A 37-page indictment brought by special counsel Robert Mueller says the interference was well-funded and well-organized and tested a number of potential vulnerabilities in the electoral system.
“This is a watershed moment,” said Bennett Gershman, who spent four years investigating judicial corruption with a New York special prosecutor. “This is the first corroboration we have of Russia’s involvement in our democracy in a big way.”
Andrew Leipold, a law professor at the University of Illinois who served as a consultant on special counsel Kenneth W. Starr’s Whitewater investigation, agreed. He said the indictments should end the debate over whether Russia interfered in the U.S. election.
“The most important thing about the indictments is that it moved the baseline of the Russian story from ‘did anything happen’ to ‘something did in fact happen,’” he said. “The whole story changes to ‘Russia did it, and now what?’”
Now that the Department of Justice has acknowledged Russian interference, the next step is murky.
The indictment says the defendants stole identities from U.S. citizens to create a social media presence to “sow discord.” It is not known if these charges eventually will be linked to other accusations of Russian meddling, including the hacking of the Democratic National Committee’s emails.
“Russia had a number of strategies, and [the] social media aspect only came to light recently,” said Richard Painter, who served as White House ethics counsel under George W. Bush. “On the other side of things, I don’t see how the Mueller team is finished with anything. We know about some contacts between Russia and the Trump campaign that have been in the press for the past couple of months. Mueller has not reached any conclusion on that.”
Members of the Trump campaign interacted with Russians 19 times and possibly as many as 31, according to media reports. One of those meetings has generated scrutiny from Mr. Mueller. Mr. Trump’s former national security adviser, Michael Flynn, was charged in connection with Mr. Mueller’s investigation. In December, Flynn pleaded guilty to one charge of lying to the FBI about his contact with a Russian ambassador.
Another meeting that has garnered attention occurred in June 2016 at Trump Tower. Mr. Trump’s son Donald Jr., son-in-law Jared Kushner and campaign manager Paul Manafort met with Russian lawyer Natalia Veselnitskaya, who promised documents that would incriminate Hillary Clinton.
Deputy Attorney General Rod Rosenstein said Friday that the Russians tried to deceive Trump campaign officials but no Americans were accused of colluding with the Russians.
“There is no allegation that any American is a knowing participant,” Mr. Rosenstein said. “There is no allegation that the charge altered the outcome of the 2016 election.”
Analysts differ on whether the indictment will shed light on other charges of Russian interference.

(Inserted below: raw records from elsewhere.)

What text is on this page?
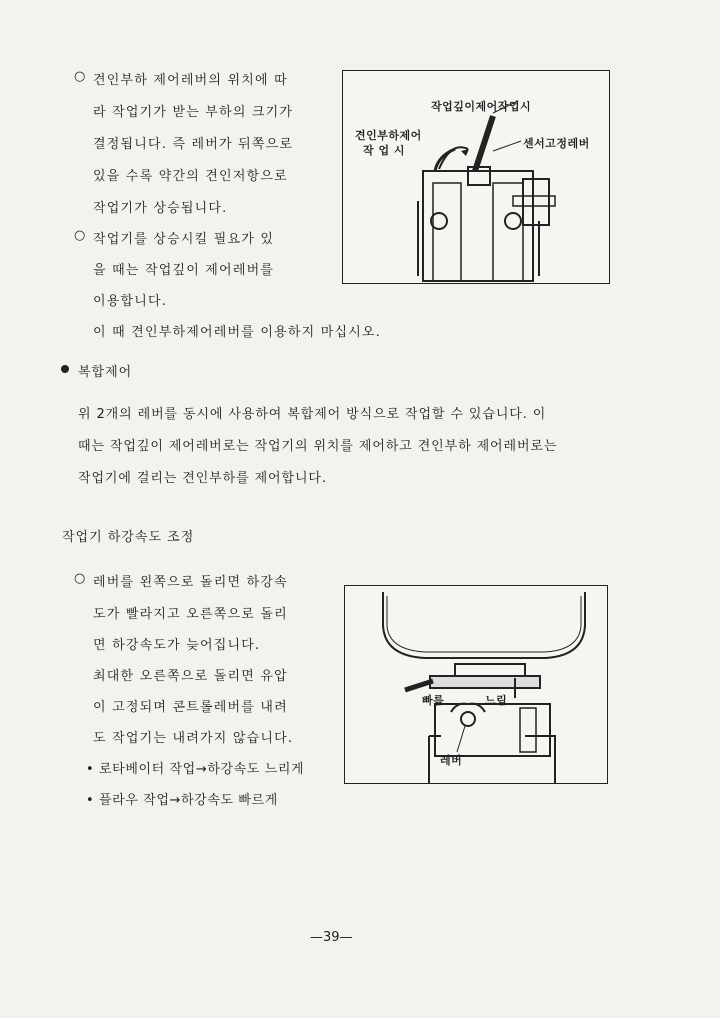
○ 견인부하 제어레버의 위치에 따
라 작업기가 받는 부하의 크기가
결정됩니다. 즉 레버가 뒤쪽으로
있을 수록 약간의 견인저항으로
작업기가 상승됩니다.
○ 작업기를 상승시킬 필요가 있
을 때는 작업깊이 제어레버를
이용합니다.
이 때 견인부하제어레버를 이용하지 마십시오.
작업깊이제어작업시
견인부하제어
작 업 시
센서고정레버
복합제어
위 2개의 레버를 동시에 사용하여 복합제어 방식으로 작업할 수 있습니다. 이
때는 작업깊이 제어레버로는 작업기의 위치를 제어하고 견인부하 제어레버로는
작업기에 걸리는 견인부하를 제어합니다.
작업기 하강속도 조정
○ 레버를 왼쪽으로 돌리면 하강속
도가 빨라지고 오른쪽으로 돌리
면 하강속도가 늦어집니다.
최대한 오른쪽으로 돌리면 유압
이 고정되며 콘트롤레버를 내려
도 작업기는 내려가지 않습니다.
• 로타베이터 작업→하강속도 느리게
• 플라우 작업→하강속도 빠르게
빠름	느림
레버
—39—
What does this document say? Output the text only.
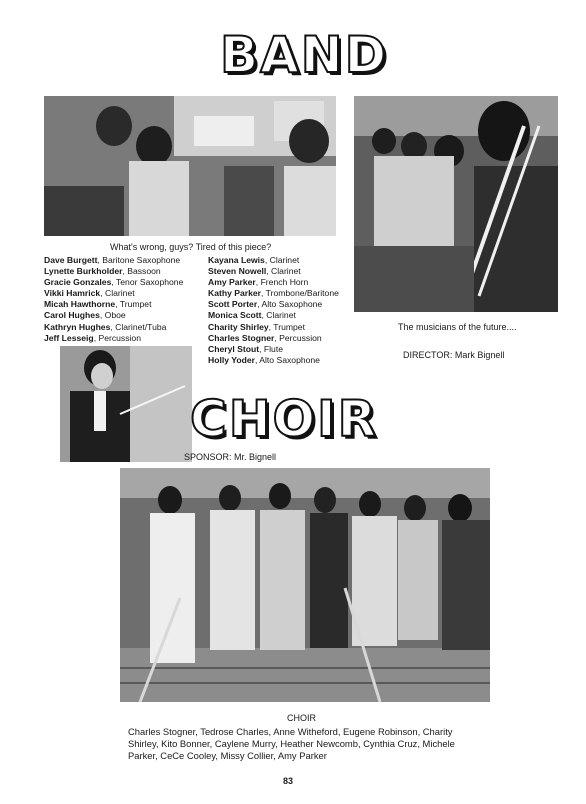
BAND
What's wrong, guys? Tired of this piece?
Dave Burgett, Baritone Saxophone
Lynette Burkholder, Bassoon
Gracie Gonzales, Tenor Saxophone
Vikki Hamrick, Clarinet
Micah Hawthorne, Trumpet
Carol Hughes, Oboe
Kathryn Hughes, Clarinet/Tuba
Jeff Lesseig, Percussion
Kayana Lewis, Clarinet
Steven Nowell, Clarinet
Amy Parker, French Horn
Kathy Parker, Trombone/Baritone
Scott Porter, Alto Saxophone
Monica Scott, Clarinet
Charity Shirley, Trumpet
Charles Stogner, Percussion
Cheryl Stout, Flute
Holly Yoder, Alto Saxophone
The musicians of the future....
DIRECTOR: Mark Bignell
CHOIR
SPONSOR: Mr. Bignell
CHOIR
Charles Stogner, Tedrose Charles, Anne Witheford, Eugene Robinson, Charity Shirley, Kito Bonner, Caylene Murry, Heather Newcomb, Cynthia Cruz, Michele Parker, CeCe Cooley, Missy Collier, Amy Parker
83
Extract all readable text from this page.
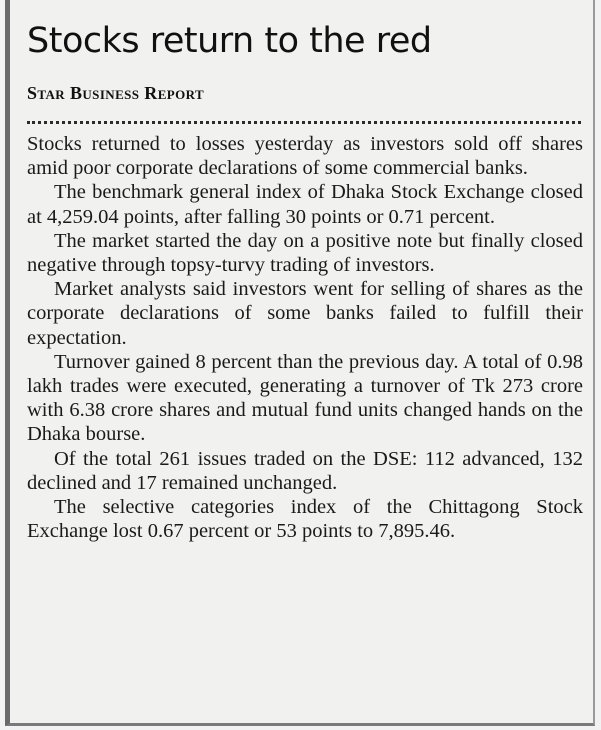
Stocks return to the red
Star Business Report

Stocks returned to losses yesterday as investors sold off shares amid poor corporate declarations of some commercial banks.

The benchmark general index of Dhaka Stock Exchange closed at 4,259.04 points, after falling 30 points or 0.71 percent.

The market started the day on a positive note but finally closed negative through topsy-turvy trading of investors.

Market analysts said investors went for selling of shares as the corporate declarations of some banks failed to fulfill their expectation.

Turnover gained 8 percent than the previous day. A total of 0.98 lakh trades were executed, generating a turnover of Tk 273 crore with 6.38 crore shares and mutual fund units changed hands on the Dhaka bourse.

Of the total 261 issues traded on the DSE: 112 advanced, 132 declined and 17 remained unchanged.

The selective categories index of the Chittagong Stock Exchange lost 0.67 percent or 53 points to 7,895.46.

“My guess is that arms are going to be twisted and cooperation is going to be forthcoming,” Mr. Gershman said. “Who knows where all of this will lead, but there is a lot here to give people a clearer picture.”

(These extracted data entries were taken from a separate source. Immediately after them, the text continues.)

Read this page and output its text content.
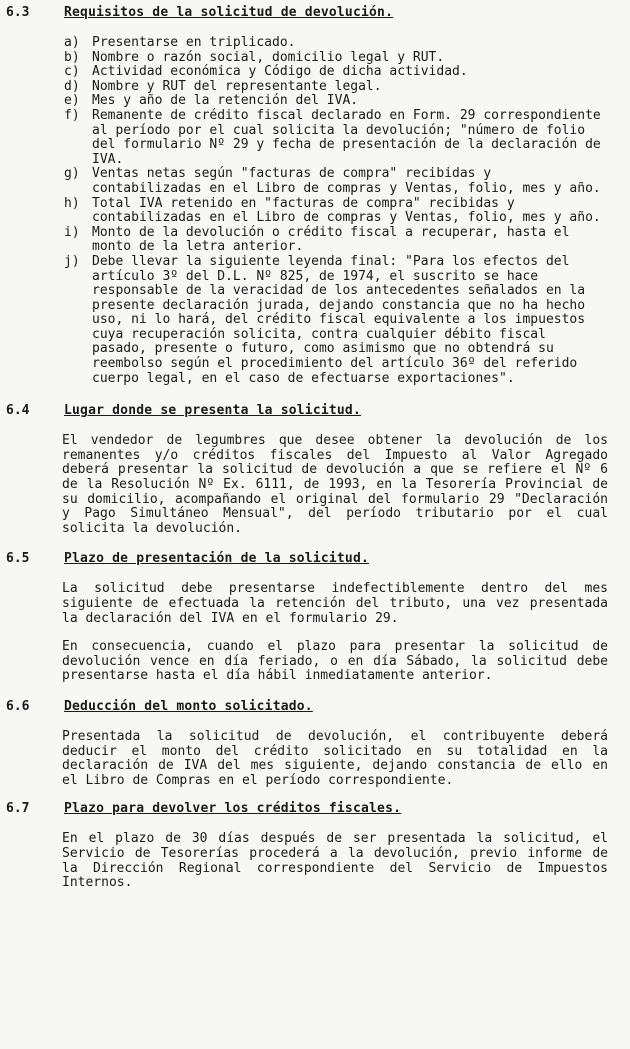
6.3	Requisitos de la solicitud de devolución.
a) Presentarse en triplicado.
b) Nombre o razón social, domicilio legal y RUT.
c) Actividad económica y Código de dicha actividad.
d) Nombre y RUT del representante legal.
e) Mes y año de la retención del IVA.
f) Remanente de crédito fiscal declarado en Form. 29 correspondiente al período por el cual solicita la devolución; "número de folio del formulario Nº 29 y fecha de presentación de la declaración de IVA.
g) Ventas netas según "facturas de compra" recibidas y contabilizadas en el Libro de compras y Ventas, folio, mes y año.
h) Total IVA retenido en "facturas de compra" recibidas y contabilizadas en el Libro de compras y Ventas, folio, mes y año.
i) Monto de la devolución o crédito fiscal a recuperar, hasta el monto de la letra anterior.
j) Debe llevar la siguiente leyenda final: "Para los efectos del artículo 3º del D.L. Nº 825, de 1974, el suscrito se hace responsable de la veracidad de los antecedentes señalados en la presente declaración jurada, dejando constancia que no ha hecho uso, ni lo hará, del crédito fiscal equivalente a los impuestos cuya recuperación solicita, contra cualquier débito fiscal pasado, presente o futuro, como asimismo que no obtendrá su reembolso según el procedimiento del artículo 36º del referido cuerpo legal, en el caso de efectuarse exportaciones".
6.4	Lugar donde se presenta la solicitud.

El vendedor de legumbres que desee obtener la devolución de los remanentes y/o créditos fiscales del Impuesto al Valor Agregado deberá presentar la solicitud de devolución a que se refiere el Nº 6 de la Resolución Nº Ex. 6111, de 1993, en la Tesorería Provincial de su domicilio, acompañando el original del formulario 29 "Declaración y Pago Simultáneo Mensual", del período tributario por el cual solicita la devolución.

6.5	Plazo de presentación de la solicitud.

La solicitud debe presentarse indefectiblemente dentro del mes siguiente de efectuada la retención del tributo, una vez presentada la declaración del IVA en el formulario 29.

En consecuencia, cuando el plazo para presentar la solicitud de devolución vence en día feriado, o en día Sábado, la solicitud debe presentarse hasta el día hábil inmediatamente anterior.

6.6	Deducción del monto solicitado.

Presentada la solicitud de devolución, el contribuyente deberá deducir el monto del crédito solicitado en su totalidad en la declaración de IVA del mes siguiente, dejando constancia de ello en el Libro de Compras en el período correspondiente.

6.7	Plazo para devolver los créditos fiscales.

En el plazo de 30 días después de ser presentada la solicitud, el Servicio de Tesorerías procederá a la devolución, previo informe de la Dirección Regional correspondiente del Servicio de Impuestos Internos.
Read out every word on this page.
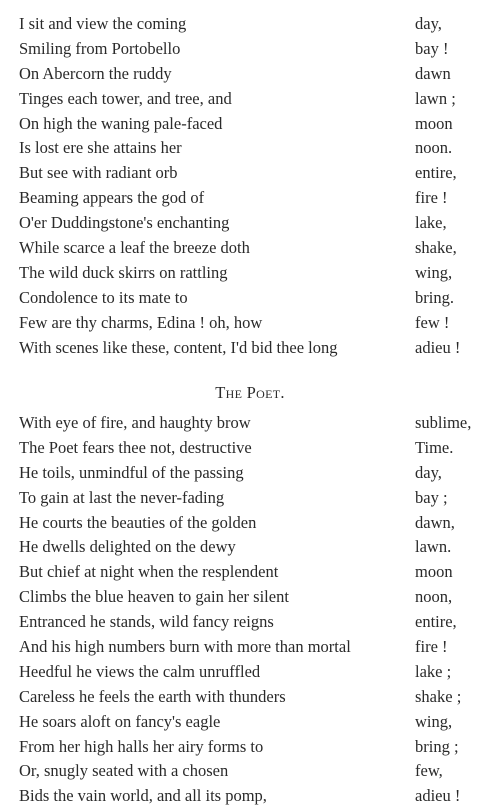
I sit and view the coming	day,
Smiling from Portobello	bay !
On Abercorn the ruddy	dawn
Tinges each tower, and tree, and	lawn ;
On high the waning pale-faced	moon
Is lost ere she attains her	noon.
But see with radiant orb	entire,
Beaming appears the god of	fire !
O'er Duddingstone's enchanting	lake,
While scarce a leaf the breeze doth	shake,
The wild duck skirrs on rattling	wing,
Condolence to its mate to	bring.
Few are thy charms, Edina ! oh, how	few !
With scenes like these, content, I'd bid thee long	adieu !
The Poet.
With eye of fire, and haughty brow	sublime,
The Poet fears thee not, destructive	Time.
He toils, unmindful of the passing	day,
To gain at last the never-fading	bay ;
He courts the beauties of the golden	dawn,
He dwells delighted on the dewy	lawn.
But chief at night when the resplendent	moon
Climbs the blue heaven to gain her silent	noon,
Entranced he stands, wild fancy reigns	entire,
And his high numbers burn with more than mortal	fire !
Heedful he views the calm unruffled	lake ;
Careless he feels the earth with thunders	shake ;
He soars aloft on fancy's eagle	wing,
From her high halls her airy forms to	bring ;
Or, snugly seated with a chosen	few,
Bids the vain world, and all its pomp,	adieu !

Mr. Painter said the social media operation was likely one of several used by Russia to disrupt the election. He said even if the defendants are extradited to the U.S., which he sees as unlikely, it is doubtful they know much about other efforts.
“Russia had a big operation, and I’m not sure the social media people knew about the other operations,” he said.
As people began to ponder Mr. Mueller’s next move, the indictment gave little indication of where he could move next, Mr. Leipold said.
“Is this the first shoe or the last shoe?” he said. “I didn’t see anything in the indictment that said there is more to this story legally, but is Mueller done? It’s really hard to say.”